Another defensive thought: bitcoin may like to take a leaf from mondex, p2p respendable electronic currency cash card.  They had a hot spare crypto protocol ready and predeployed switched on via peer2peer transfer of signed upgrade notice cards in case of cryptographic or implementation problem.  In a bitcoin world that might more be a spare implementation in another language or something.  (Its a common concept in mission critical systems eg spacecraft navigation computer, to have two or three different implementations in different languages, by different programmers, but from the same spec, voting on what is the correct reaction and course adjustment).

Adam

[TierNolan]

But also there is an indirect human utility to having botnets being used for mining - it is a very benign payload compared to other things criminal hacking activities have historically used botnets for.  Maybe spam would even fall if hashcash CPU/GPU mining is a more profitable market than spamming.  It seems to me highly likely that it would be even.  Maybe hashcash beats spammers yet in an incredibly indirect and unexpected way   Thats amusing.

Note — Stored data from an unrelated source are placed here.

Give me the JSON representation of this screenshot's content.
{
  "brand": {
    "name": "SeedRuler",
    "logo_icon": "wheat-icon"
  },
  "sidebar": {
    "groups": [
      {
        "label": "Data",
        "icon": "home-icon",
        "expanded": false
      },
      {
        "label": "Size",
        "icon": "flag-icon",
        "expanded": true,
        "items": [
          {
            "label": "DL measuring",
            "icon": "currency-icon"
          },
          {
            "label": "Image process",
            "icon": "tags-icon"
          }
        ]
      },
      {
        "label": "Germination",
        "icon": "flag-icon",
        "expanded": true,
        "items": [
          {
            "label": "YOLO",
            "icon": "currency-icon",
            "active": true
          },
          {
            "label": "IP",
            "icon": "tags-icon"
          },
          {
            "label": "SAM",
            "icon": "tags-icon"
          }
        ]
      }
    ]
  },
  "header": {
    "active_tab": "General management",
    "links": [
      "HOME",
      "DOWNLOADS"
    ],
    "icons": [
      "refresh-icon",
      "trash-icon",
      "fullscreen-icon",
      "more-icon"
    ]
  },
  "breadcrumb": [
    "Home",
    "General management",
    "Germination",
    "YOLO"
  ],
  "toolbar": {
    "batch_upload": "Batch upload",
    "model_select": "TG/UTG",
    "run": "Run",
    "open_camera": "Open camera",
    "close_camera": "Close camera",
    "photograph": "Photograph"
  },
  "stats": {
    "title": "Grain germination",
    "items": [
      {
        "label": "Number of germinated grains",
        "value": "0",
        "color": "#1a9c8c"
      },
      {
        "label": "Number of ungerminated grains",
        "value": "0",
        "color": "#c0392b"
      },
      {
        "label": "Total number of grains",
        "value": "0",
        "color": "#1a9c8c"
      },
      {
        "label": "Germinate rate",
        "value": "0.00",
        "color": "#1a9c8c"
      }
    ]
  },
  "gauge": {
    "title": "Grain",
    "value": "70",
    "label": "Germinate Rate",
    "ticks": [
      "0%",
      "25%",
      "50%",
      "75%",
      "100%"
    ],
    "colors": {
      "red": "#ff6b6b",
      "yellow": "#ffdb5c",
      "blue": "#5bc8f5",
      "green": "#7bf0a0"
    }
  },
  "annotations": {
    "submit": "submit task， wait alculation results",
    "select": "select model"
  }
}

It could also up the price of botnets causing more of them to happen.

Another defensive thought: bitcoin may like to take a leaf from mondex, p2p respendable electronic currency cash card.  They had a hot spare crypto protocol ready and predeployed switched on via peer2peer transfer of signed upgrade notice cards in case of cryptographic or implementation problem.  In a bitcoin world that might more be a spare implementation in another language or something.  (Its a common concept in mission critical systems eg spacecraft navigation computer, to have two or three different implementations in different languages, by different programmers, but from the same spec, voting on what is the correct reaction and course adjustment).

This is why moving away from "the code is the spec" would be helpful.